Thursday, July 16, 2009

Am I asking the right questions?

I have been examining some of the fundamental aspects of my life and have been trying to go past the surface issues to get to the core of what ails me. The more I search my inner being and try to figure out the “truth” of my existence, the more I keep running around in circles. I can summarize the way I feel by saying that I feel like a man with one foot nailed to the floor. No matter how hard or fast that man runs, he can do nothing but run in circles. To change, the man either has to nail down the other foot or pull out the original nail. Since I don’t want to be stuck, I want to pull out the first nail.

The problem for me is that I keep running into my own contradictions, hypocrisy, and conundrums. I feel at odds with myself. The definitions that help me frame my world really don’t make sense any more. I keep trying to ask questions in different ways. I keep getting the same answers and they are all wrong. Or at least I don’t like how they sound.

I am moving more and more to the point where I think that all of my assumptions are wrong. Somehow, what I was taught in school, what I learned on jobs, and what I observed and learned in relationships just doesn’t fit how I experience the world. I have begun to feel like I have wasted a lot of my life on pursuing dreams and things that really don’t mean a whole hell of a lot. In short, I think that maybe I have been looking at my life from the wrong angle.

I read a book a couple of years ago called 4-Hour Work Week by a guy named Tim Ferriss. This book was chock full of nuggets of wisdom and real strategies to cut down on the clutter in your life. The best thing that he said in the book was that most people are making a mistake in how they pursue their goals.
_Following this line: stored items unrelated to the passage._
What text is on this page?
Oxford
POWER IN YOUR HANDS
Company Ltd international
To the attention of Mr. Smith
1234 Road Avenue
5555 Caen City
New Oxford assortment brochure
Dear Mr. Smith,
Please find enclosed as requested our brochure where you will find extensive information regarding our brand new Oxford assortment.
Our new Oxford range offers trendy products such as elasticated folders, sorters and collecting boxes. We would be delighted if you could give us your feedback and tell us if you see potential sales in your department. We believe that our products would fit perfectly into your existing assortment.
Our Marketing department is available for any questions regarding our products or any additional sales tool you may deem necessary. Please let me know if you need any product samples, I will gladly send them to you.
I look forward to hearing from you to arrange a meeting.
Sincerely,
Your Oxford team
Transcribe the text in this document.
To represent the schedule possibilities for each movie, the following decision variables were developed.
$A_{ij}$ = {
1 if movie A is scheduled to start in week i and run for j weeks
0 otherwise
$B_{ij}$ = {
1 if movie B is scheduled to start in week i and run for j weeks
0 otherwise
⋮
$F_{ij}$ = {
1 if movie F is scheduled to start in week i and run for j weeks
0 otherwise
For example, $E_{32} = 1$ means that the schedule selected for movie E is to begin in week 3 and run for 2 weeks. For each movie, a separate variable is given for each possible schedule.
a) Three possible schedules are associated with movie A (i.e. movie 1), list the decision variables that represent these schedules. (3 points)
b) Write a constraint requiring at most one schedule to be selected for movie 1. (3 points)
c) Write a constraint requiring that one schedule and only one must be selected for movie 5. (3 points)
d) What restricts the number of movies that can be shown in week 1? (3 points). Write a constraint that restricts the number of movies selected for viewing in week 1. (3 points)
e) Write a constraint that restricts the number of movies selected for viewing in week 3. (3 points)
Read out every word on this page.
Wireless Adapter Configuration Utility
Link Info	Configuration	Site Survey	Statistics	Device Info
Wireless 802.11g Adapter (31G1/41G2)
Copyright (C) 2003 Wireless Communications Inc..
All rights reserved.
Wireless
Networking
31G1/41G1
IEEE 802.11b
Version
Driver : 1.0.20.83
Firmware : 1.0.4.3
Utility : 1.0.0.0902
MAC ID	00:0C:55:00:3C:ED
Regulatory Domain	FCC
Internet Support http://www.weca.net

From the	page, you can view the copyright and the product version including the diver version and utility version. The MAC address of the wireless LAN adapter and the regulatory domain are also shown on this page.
He said that everyone always asked, “What do you want to do with your life?” To me, that question is too final and limiting. It gives me the impression that this is all that I will be allowed to do forever.
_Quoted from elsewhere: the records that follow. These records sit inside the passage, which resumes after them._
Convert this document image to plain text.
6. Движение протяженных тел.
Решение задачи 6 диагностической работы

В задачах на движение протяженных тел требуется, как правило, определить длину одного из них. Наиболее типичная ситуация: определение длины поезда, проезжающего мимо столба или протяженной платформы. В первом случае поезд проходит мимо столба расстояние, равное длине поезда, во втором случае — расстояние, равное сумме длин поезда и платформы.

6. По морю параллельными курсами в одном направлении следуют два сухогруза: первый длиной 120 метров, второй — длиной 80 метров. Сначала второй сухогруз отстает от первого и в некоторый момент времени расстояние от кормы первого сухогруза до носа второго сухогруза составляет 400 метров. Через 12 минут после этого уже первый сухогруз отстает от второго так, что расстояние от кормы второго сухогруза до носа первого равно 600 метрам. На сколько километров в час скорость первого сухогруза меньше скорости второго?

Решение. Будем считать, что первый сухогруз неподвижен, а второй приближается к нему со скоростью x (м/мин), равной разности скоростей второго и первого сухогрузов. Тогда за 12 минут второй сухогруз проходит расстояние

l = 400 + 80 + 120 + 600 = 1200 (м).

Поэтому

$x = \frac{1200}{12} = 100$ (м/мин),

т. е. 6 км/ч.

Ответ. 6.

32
Ferriss said that instead we should asking, “What makes you excited?” To me, that question is much more open ended. It allows for growth and change and redefinition. I can change my mind and my direction without having to justify myself to the outside world. I can more easily feel that I not locked in to a set of decisions because of some form of expectation. Life becomes more interesting because an element of passion is introduced that was carefully destroyed by formal education, economic necessity, and family expectation.

After remembering all of this, I began to think some deep thoughts about how else I had trapped myself. Can I ask myself these big life questions in better ways? Do I have to be locked into any certain path to find happiness and success? Can I reframe the way I approach things? Am I on the right path? If I am on the wrong path, how much time and energy have I wasted? Am I asking the right questions? Should I even be asking questions? If I don't ask questions, what should I do instead? (And the cycle continues.)